Second, the HLA haplotype A*01;B*08;DRB1*03;DRB3*;DQB1*02 (haplotype c in Figure 1) was exhibited by all of the women in this family group and included several alleles previously reported to occur at high frequency in mothers of children with CHB (5, 6). Moreover some of these alleles (B*08, DRB1*03, and DQB1*02) are generally associated with anti–52-kd SSA/Ro antibodies (6), a reasonable marker for risk of CHB transmission (7). However, only the index patient and her mother had anti–52-kd SSA/Ro antibodies and delivered infants with CHB (Figure 1). It is interesting that the index patient's mother and 2 maternal aunts carried the same maternal and paternal haplotypes (a/c) with class II alleles in homozygous combination (Figure 1). But only the index patient's mother had anti–52-kd SSA/Ro antibodies and gave birth to a child with CHB, while her 2 sisters had no antibodies and delivered, respectively, 1 and 2 healthy infants.

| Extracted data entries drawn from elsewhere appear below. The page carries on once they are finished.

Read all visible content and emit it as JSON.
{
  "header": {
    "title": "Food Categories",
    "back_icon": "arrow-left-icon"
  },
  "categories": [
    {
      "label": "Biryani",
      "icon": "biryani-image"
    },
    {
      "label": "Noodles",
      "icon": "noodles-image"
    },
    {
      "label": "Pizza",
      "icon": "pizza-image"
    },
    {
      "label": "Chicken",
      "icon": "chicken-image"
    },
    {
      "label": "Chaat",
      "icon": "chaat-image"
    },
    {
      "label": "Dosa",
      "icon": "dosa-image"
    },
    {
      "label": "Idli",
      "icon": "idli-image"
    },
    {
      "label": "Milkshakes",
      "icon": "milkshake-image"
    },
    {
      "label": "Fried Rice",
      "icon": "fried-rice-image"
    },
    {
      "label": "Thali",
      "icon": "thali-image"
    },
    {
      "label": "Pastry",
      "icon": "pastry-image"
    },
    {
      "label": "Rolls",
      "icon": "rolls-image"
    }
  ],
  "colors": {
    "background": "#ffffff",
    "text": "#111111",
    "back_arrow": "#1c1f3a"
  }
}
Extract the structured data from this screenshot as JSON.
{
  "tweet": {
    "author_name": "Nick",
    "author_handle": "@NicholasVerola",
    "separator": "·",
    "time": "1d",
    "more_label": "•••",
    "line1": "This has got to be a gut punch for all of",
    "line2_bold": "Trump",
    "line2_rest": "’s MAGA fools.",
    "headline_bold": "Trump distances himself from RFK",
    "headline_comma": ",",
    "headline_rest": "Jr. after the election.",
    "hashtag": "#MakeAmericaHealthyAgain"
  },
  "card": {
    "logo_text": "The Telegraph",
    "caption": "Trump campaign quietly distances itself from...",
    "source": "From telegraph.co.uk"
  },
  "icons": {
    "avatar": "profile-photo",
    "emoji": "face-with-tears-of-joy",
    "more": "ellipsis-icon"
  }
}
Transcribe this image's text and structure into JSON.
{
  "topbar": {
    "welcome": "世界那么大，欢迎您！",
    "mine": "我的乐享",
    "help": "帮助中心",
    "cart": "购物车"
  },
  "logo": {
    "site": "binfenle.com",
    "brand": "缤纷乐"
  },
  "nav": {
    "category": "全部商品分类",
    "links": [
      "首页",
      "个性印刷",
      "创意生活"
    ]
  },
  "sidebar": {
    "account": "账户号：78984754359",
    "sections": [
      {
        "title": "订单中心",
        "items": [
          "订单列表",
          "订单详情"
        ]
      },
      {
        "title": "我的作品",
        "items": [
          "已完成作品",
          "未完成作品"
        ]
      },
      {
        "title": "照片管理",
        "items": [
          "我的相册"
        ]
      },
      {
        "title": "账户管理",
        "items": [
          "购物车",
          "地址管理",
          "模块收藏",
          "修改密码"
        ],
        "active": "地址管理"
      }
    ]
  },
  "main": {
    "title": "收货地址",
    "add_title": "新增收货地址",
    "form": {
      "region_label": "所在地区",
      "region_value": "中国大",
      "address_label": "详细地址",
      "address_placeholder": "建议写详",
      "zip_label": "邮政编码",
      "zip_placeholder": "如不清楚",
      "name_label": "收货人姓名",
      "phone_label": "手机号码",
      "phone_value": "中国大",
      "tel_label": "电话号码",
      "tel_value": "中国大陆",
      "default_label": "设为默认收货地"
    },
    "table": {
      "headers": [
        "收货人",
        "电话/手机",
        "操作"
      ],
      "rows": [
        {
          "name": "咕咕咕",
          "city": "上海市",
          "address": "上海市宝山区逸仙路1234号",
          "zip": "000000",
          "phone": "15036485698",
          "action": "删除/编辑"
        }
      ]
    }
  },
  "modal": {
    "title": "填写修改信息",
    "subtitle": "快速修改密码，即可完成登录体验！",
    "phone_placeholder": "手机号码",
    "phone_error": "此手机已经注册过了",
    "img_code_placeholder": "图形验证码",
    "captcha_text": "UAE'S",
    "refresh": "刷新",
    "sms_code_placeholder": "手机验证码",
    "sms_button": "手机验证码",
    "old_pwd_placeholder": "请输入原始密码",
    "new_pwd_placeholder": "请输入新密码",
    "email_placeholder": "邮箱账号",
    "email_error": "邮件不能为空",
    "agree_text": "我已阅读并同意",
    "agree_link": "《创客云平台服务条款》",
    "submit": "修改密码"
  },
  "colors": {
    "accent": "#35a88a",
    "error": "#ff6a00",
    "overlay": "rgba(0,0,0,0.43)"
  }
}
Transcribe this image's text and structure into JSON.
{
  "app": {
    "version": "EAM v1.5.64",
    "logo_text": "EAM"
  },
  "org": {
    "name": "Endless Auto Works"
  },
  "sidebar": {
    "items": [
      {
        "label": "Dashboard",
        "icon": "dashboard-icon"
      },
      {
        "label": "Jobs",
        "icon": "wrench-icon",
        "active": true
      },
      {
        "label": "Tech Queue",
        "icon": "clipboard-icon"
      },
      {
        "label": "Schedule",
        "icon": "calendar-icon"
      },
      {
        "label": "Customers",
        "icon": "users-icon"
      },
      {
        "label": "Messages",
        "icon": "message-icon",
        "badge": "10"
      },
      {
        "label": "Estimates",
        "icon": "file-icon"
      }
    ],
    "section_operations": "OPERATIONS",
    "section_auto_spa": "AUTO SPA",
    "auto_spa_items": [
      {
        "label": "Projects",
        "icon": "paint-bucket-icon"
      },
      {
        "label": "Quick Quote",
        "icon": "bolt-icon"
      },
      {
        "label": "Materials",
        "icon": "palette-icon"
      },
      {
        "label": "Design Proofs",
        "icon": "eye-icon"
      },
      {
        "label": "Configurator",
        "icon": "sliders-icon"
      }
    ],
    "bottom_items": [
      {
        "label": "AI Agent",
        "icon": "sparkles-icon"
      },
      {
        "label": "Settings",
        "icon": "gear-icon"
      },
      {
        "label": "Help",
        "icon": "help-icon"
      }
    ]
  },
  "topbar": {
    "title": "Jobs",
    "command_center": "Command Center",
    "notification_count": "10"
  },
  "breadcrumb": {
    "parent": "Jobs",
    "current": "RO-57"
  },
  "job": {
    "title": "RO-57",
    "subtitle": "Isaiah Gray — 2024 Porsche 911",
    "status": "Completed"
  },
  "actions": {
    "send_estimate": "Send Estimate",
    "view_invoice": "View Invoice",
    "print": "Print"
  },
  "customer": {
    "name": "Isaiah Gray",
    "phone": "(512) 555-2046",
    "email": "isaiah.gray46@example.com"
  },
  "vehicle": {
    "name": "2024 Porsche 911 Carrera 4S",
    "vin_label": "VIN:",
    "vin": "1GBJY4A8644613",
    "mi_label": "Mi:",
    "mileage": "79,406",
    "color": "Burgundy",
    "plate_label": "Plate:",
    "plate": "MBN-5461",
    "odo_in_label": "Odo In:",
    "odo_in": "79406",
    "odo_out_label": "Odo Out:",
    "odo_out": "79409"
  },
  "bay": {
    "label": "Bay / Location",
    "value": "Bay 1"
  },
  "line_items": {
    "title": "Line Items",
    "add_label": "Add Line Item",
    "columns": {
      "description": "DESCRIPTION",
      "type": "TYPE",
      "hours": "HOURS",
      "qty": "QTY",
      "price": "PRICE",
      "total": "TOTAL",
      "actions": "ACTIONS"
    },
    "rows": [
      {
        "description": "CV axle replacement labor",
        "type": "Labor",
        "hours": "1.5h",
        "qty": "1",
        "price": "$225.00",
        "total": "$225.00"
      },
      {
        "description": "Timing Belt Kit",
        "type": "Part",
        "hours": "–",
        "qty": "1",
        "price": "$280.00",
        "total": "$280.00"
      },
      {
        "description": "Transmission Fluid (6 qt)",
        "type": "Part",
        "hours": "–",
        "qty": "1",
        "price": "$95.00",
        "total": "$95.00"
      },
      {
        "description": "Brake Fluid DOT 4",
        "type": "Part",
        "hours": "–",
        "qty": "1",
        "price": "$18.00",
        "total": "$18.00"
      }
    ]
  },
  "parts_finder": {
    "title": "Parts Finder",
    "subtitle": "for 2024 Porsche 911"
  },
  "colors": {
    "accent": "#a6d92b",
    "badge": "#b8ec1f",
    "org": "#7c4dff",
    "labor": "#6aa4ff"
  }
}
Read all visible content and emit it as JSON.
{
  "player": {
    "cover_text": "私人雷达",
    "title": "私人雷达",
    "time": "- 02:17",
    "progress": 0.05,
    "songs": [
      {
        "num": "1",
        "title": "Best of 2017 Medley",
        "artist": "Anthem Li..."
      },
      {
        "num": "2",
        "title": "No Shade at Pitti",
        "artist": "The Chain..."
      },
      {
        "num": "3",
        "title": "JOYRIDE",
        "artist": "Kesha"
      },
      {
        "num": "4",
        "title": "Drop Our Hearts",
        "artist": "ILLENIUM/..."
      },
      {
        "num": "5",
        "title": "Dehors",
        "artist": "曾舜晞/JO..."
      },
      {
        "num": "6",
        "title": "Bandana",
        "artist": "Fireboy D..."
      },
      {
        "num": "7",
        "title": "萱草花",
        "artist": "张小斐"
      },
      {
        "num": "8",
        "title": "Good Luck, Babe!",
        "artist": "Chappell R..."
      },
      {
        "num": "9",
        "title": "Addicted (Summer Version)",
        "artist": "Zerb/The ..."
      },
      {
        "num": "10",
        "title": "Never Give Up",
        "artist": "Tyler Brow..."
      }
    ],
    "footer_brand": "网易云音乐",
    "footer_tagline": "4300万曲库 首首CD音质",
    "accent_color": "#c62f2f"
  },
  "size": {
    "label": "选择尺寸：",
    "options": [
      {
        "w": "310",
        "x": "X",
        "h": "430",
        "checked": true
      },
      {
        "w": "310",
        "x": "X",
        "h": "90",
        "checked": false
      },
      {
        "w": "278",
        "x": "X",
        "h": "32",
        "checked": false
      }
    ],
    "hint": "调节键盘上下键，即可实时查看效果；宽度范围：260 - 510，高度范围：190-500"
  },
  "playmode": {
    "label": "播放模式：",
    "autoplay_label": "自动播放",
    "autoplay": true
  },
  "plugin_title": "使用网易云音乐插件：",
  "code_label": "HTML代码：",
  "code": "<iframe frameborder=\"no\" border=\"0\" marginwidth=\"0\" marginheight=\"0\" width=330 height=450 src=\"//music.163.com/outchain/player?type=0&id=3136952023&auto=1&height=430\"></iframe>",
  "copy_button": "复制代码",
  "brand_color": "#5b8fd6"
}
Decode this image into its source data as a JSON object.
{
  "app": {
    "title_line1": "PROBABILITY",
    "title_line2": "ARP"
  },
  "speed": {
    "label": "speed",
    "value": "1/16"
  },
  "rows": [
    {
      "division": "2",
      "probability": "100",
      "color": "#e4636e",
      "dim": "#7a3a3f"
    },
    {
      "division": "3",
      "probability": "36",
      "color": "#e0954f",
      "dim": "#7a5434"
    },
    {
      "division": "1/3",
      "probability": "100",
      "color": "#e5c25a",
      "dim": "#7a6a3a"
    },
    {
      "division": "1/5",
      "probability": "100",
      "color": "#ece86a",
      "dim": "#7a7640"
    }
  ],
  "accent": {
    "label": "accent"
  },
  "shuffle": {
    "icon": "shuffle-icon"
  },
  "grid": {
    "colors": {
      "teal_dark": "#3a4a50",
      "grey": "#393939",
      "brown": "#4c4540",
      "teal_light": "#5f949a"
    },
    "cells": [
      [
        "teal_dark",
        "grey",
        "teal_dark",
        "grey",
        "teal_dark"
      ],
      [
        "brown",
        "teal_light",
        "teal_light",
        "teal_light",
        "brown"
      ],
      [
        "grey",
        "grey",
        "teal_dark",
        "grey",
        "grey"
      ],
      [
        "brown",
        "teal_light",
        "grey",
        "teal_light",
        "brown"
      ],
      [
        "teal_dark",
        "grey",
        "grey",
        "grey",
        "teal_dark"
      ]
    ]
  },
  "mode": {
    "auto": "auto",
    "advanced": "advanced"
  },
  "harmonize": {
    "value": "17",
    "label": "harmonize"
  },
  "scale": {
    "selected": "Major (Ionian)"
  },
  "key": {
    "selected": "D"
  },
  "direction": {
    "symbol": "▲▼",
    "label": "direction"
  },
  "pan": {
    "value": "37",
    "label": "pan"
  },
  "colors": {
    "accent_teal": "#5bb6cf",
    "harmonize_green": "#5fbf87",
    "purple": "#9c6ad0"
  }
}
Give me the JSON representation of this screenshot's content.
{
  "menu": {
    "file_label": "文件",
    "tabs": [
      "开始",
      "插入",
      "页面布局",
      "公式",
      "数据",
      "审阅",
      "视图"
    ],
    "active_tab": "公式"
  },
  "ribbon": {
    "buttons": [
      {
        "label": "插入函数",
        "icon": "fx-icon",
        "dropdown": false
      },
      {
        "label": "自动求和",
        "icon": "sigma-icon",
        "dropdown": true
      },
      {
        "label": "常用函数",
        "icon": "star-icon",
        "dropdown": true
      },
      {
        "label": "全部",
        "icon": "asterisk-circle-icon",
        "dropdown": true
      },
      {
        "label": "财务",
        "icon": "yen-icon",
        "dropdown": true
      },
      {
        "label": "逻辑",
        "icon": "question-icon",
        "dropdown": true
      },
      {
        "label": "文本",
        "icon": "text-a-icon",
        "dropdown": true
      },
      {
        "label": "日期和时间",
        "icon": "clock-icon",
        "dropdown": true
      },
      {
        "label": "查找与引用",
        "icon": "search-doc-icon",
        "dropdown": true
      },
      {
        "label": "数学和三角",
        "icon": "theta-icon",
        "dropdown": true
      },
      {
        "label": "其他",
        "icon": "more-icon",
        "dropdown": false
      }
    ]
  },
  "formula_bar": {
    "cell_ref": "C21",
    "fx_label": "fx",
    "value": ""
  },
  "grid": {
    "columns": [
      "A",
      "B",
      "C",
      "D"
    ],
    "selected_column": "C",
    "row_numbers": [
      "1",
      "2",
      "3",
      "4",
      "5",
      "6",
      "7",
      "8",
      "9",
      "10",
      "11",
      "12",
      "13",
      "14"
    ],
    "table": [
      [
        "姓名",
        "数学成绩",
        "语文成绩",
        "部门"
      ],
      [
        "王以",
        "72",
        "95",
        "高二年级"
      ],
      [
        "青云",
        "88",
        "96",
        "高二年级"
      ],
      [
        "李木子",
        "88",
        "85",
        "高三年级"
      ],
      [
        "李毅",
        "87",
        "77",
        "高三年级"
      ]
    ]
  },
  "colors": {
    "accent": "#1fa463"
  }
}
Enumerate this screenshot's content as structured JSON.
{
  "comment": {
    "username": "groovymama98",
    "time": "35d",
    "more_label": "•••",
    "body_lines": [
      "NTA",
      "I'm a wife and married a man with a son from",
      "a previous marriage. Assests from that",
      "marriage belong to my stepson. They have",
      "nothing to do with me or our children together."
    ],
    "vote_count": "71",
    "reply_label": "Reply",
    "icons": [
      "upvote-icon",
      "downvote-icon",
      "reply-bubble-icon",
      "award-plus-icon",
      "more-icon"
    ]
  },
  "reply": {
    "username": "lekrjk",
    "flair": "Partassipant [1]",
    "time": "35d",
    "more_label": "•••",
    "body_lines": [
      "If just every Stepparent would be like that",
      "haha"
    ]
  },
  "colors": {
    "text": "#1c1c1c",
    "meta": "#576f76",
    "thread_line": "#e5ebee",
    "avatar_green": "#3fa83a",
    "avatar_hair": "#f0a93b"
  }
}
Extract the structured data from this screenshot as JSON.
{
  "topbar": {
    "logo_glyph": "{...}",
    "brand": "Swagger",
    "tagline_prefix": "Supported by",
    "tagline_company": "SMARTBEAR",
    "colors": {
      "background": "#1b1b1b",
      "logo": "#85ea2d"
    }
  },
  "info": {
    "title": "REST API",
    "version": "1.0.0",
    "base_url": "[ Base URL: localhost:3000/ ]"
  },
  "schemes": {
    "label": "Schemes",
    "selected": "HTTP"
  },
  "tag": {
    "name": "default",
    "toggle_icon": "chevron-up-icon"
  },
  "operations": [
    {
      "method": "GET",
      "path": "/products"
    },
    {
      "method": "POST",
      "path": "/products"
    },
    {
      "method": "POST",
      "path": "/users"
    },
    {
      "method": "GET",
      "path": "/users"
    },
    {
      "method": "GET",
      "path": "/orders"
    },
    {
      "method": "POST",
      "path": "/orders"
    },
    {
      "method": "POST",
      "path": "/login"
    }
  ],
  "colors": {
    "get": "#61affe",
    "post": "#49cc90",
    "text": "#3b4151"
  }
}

It has been hypothesized that a rare allelic variant primarily associated with risk for CHB and/or with an enhanced potential for synthesizing pathogenic anti-Ro/La antibodies could occur in genetically predisposed women (5). This undefined variant was perhaps present in the mother of our index patient, who exhibited the haplotype that is reported to occur frequently in mothers of children with CHB. Furthermore, the presence of pathogenic anti–52-kd SSA/Ro antibodies also in 1 of her daughters would indicate that this variant may be genetically transmitted as a nondominant character. It is also interesting to observe that the index patient's daughter and sister, who were both affected with CHB, had the same maternal haplotype (c), while the paternal haplotypes (f and g) differed only with respect to 1 allele. The significance of this immunogenetic similarity is difficult to interpret, since some previous reports have described discordance for CHB in monozygotic twins (2, 3). No significant conclusions can be drawn from our data concerning a single family. Extending these studies on anti-SSA/Ro–related CHB to earlier generations of these families could verify our findings. However, because this antibody-transmitted disorder has only recently been defined (8, 9) and the methods used to study fetal heart rate abnormalities in the past were unreliable, this would be a difficult feat.